- Film poster
- Directed by: Holger Ernst
- Written by: Holger Ernst
- Produced by: Alex Gibney Peter Schwartzkopff Wim Wenders
- Starring: John Diehl
- Cinematography: Stefan Grandinetti
- Edited by: Silke Botsch
- Release date: 26 May 2006;
- Running time: 97 minutes
- Country: Germany/United States
- Language: English
- Box office: None recorded

= The House Is Burning (film) =

2006 film

The House Is Burning is a 2006 German, English-language independent drama film, filmed in the United States and directed by Holger Ernst and starring John Diehl. The film did not secure a commercial theatrical release in the U.S., and failed to generate any recorded box office revenue.

== Plot ==
Set over the course of a single sweltering day in a bleak New Jersey suburb, the film follows the lives of four disillusioned suburban youth struggling to find purpose. As the summer heat intensifies, their parallel struggles collide, leading to a series of volatile confrontations.

==Cast==
- John Diehl as Mr. Garson
- Melissa Leo as Mrs. Miller
- Julianne Michelle as Terry
- Robin Lord Taylor as Phil
- Erik Jensen as Carl
- Harley Adams as Steve Garson
- Nicole Vicius as Valerie
- Joe Petrilla as Mike Miller
- Carson Grant as The Preacher
- David Tennent as Jason
- Emily Meade as Anne
- Robert Scorrano as Army Recruiter
- Jeff Green as Army Officer
- Samantha Ressler as Stella Miller
- Karen DiConcetto as Sharon
- Polly Chung as Bank Officer

== Production and budget ==
The House Is Burning was produced as an independent film, and filmed in the United States. The drama was produced on a small scale, with the production team noting that the film could only be financed because every single member of the cast agreed to reduce their fee in favor of a backend financial stake.

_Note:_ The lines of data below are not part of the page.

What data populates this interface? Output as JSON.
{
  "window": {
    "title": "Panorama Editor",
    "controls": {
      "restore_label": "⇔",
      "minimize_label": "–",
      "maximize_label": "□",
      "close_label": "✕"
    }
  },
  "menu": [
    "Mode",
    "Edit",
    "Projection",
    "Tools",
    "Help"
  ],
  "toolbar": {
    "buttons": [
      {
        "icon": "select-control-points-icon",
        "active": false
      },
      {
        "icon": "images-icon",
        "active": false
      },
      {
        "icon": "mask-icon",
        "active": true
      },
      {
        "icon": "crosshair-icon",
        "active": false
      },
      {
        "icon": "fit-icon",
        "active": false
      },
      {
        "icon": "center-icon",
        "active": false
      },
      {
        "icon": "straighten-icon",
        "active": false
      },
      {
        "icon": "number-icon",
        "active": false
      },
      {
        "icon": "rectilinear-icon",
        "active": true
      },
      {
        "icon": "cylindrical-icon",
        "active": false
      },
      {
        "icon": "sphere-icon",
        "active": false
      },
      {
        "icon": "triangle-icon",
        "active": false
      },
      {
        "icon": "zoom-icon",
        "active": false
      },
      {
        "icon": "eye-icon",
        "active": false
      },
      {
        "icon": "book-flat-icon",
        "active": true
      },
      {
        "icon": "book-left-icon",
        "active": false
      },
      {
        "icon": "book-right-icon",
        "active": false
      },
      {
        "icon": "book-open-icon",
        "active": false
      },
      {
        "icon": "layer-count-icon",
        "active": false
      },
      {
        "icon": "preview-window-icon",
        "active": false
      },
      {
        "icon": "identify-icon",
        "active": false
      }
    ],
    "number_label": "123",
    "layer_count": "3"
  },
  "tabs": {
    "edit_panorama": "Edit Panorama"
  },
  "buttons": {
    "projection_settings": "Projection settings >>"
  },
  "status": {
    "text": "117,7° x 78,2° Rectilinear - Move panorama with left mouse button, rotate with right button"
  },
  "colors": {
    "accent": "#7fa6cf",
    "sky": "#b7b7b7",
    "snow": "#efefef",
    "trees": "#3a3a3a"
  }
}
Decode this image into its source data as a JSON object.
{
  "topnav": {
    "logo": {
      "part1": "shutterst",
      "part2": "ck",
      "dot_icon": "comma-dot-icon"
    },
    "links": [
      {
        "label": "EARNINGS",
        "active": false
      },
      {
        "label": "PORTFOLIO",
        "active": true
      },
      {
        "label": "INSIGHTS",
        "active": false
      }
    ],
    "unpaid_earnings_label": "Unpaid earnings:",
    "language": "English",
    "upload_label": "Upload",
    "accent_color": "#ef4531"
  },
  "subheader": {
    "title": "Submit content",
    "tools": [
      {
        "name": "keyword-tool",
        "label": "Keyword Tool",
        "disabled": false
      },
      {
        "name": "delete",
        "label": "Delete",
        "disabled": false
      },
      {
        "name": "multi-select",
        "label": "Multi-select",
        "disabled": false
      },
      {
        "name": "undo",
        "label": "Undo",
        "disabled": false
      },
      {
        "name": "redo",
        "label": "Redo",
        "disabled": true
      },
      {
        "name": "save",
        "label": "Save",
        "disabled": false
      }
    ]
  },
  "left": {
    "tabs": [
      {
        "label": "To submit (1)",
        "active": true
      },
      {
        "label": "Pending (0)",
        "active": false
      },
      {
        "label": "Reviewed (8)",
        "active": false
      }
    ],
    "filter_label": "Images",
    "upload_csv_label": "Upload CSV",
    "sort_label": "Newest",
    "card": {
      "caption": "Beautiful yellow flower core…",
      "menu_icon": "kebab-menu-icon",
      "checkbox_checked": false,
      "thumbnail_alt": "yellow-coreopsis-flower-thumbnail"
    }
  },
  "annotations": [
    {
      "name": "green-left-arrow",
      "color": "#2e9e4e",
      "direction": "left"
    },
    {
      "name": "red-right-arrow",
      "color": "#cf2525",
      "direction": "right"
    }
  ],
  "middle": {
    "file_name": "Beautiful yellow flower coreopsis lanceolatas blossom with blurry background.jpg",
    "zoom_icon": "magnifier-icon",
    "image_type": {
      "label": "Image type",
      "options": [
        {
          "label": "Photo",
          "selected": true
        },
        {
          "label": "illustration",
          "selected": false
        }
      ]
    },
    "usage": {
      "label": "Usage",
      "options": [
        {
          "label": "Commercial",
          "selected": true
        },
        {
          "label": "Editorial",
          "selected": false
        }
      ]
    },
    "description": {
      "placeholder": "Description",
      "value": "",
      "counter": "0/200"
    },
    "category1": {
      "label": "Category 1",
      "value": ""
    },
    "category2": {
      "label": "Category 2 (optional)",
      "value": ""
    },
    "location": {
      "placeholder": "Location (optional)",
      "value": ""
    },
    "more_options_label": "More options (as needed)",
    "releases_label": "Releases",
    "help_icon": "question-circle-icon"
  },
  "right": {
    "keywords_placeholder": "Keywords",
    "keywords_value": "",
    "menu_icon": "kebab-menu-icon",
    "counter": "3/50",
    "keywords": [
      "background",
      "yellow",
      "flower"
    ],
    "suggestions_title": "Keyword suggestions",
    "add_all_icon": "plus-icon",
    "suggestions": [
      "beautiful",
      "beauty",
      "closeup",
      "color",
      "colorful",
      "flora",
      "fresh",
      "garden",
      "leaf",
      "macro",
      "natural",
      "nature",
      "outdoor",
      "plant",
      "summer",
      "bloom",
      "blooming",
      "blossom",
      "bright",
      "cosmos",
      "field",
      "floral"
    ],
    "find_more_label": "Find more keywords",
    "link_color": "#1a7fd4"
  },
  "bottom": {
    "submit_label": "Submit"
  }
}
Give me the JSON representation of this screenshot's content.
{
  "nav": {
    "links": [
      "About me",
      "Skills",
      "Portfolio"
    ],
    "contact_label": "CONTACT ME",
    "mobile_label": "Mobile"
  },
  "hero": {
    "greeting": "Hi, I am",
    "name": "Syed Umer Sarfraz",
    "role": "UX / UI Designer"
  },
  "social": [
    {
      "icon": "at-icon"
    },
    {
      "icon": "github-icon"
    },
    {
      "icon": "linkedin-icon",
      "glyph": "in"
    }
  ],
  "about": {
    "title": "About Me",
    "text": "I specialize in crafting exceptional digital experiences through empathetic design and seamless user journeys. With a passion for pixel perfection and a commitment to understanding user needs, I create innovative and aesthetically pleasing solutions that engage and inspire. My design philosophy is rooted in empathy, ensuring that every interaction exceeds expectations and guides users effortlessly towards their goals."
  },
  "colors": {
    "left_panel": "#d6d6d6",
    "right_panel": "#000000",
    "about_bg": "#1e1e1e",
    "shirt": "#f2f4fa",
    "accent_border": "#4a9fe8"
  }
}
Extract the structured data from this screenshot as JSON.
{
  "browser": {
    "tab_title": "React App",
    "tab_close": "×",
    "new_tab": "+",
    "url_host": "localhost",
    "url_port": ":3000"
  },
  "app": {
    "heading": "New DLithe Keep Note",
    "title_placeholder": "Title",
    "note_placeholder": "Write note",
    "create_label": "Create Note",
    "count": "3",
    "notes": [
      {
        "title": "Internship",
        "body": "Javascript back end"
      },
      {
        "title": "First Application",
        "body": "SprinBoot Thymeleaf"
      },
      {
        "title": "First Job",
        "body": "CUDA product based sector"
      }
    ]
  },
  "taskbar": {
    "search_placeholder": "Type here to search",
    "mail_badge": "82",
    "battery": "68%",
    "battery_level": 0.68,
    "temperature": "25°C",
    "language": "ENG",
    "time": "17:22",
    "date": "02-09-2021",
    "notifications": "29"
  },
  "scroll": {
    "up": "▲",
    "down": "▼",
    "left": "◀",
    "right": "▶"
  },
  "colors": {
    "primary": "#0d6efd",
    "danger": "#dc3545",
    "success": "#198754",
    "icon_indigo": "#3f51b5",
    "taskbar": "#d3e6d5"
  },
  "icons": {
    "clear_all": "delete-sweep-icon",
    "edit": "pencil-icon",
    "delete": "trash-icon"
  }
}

== Release and box office ==
It was screened out of competition at the 2006 Cannes Film Festival.

The film did not secure a commercial theatrical release in the U.S., and failed to generate any recorded box office revenue. Because it relied on a backend financing model where the cast agreed to deferred salaries tied to profit margins, the film's lack of commercial marketplace distribution meant the film did not yield any financial returns for its investors or cast members.